Algumas subdivisões e alguns nomes relevantes:

– Roman Jakobson, Nikolai Trubetzkoy e Vilém Mathesius (Círculo Linguístico de Praga);

– Leonard Bloomfield e Edward Sapir (estruturalismo americano);

– Antoine Meillet, Émile Benveniste;

– Joaquim Mattoso Câmara Jr (considerado primeiro linguista brasileiro,

associado ao estruturalismo americano);

– Louis Hjelmslev (Círculo Linguístico de Copenhague).

Teorias surgidas a partir dos anos 1960 em reação e substituição ao estruturalismo…

 

GERATIVISMO

Desenvolvida por Noam Chomsky, essa teoria analisa a língua como objeto mental, como uma competência linguística ou gramática internalizada, que explica a criatividade do falante: capacidade de produzir e interpretar todas as frases da sua língua, mesmo as que nunca ouviu falar.

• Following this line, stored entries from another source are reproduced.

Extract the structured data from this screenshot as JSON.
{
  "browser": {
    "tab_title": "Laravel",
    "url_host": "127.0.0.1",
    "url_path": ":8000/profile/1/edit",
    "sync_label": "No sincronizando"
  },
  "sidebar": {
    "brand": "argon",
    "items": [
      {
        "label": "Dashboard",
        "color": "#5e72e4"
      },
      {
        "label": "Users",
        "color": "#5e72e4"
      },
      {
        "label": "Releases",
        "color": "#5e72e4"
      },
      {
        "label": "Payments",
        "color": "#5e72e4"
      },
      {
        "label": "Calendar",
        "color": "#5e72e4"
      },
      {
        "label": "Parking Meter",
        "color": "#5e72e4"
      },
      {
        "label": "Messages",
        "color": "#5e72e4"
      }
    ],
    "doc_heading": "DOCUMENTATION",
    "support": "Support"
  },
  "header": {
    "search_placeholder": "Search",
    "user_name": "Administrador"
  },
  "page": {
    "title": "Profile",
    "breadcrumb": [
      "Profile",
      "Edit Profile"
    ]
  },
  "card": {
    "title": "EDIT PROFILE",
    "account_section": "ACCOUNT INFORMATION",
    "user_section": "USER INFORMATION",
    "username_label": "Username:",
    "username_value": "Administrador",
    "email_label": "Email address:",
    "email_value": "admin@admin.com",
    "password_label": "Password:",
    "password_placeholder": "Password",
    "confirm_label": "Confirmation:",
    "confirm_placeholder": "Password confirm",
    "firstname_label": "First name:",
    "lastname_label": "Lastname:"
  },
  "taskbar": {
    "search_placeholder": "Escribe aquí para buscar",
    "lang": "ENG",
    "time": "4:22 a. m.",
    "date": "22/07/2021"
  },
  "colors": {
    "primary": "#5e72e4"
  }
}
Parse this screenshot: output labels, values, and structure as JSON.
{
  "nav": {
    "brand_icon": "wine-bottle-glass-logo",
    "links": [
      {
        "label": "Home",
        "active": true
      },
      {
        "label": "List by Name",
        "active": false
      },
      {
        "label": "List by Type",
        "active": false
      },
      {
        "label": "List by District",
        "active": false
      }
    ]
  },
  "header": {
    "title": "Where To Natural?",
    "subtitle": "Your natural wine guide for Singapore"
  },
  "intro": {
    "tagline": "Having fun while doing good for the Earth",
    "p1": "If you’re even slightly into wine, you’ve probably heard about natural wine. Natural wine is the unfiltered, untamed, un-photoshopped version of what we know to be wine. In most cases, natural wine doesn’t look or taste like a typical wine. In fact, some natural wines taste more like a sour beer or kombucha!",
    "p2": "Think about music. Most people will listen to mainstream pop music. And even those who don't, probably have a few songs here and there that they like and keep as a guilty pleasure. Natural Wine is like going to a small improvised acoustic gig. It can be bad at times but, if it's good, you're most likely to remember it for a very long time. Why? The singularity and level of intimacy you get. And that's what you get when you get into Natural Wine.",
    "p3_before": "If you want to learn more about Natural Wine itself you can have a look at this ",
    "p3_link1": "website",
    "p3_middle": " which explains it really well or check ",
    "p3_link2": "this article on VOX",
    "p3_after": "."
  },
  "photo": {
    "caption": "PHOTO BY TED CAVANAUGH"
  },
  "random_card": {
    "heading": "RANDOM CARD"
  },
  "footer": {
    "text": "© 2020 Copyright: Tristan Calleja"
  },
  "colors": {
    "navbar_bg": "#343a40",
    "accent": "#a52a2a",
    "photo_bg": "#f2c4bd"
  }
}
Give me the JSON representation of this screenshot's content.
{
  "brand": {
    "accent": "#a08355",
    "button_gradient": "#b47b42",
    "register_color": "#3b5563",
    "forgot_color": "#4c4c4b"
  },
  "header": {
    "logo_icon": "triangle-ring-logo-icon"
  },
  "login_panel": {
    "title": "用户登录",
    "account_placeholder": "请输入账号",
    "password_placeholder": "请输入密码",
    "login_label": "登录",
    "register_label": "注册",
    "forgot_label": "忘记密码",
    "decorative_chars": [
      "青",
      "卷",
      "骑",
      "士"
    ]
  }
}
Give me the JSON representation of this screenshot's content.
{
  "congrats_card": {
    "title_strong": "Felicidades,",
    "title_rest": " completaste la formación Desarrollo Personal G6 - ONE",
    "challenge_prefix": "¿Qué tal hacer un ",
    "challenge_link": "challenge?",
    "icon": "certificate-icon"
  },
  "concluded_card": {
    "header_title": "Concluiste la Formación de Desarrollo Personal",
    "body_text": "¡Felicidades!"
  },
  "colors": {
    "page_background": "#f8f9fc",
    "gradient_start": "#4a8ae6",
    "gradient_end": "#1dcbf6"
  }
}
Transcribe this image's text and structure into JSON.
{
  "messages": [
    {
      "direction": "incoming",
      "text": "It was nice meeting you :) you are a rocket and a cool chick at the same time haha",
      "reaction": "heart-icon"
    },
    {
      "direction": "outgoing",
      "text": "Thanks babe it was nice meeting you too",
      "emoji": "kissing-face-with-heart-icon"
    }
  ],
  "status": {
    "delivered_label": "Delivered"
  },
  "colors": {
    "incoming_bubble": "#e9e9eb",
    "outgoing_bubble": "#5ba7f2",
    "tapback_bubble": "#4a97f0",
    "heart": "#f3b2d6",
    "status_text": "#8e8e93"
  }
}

Opõe-se à concepção de língua como comportamento externo (adotada pela vertente americana do estruturalismo). Assume também que a linguagem tem base genética, com todas as línguas sendo fruto de uma Gramática Universal inata.

À primeira vista, o conceito gerativista de “gramática internalizada” se assemelha ao conceito de langue/língua de Saussure, por ser um sistema de possibilidades abstratas no cérebro do falante, mas o gerativismo enfatiza muito mais o aspecto individual dessa realidade. É o conhecimento da língua que o falante internalizou e faz parte da sua psique. Não é uma realidade supra-individual,  social, coletiva.

O foco do gerativismo está na comparação entre as línguas e universais linguísticos. Foco na estrutura sintática ou morfossintática.

[Sobre a diferença entre Gramática Universal e gramática internalizada, confira aqui: youtube | odysee]

 

SOCIOLINGUÍSTICA

Associada principalmente a William Labov, foca na tentativa de compreender o mecanismo da mudança linguística: não apenas em apontar que mudanças aconteceram, mas como elas ocorrem. Para isso, estuda a variação sincrônica, buscando os fatores estruturais e principalmente sociais que influenciam as escolhas linguísticas do falante.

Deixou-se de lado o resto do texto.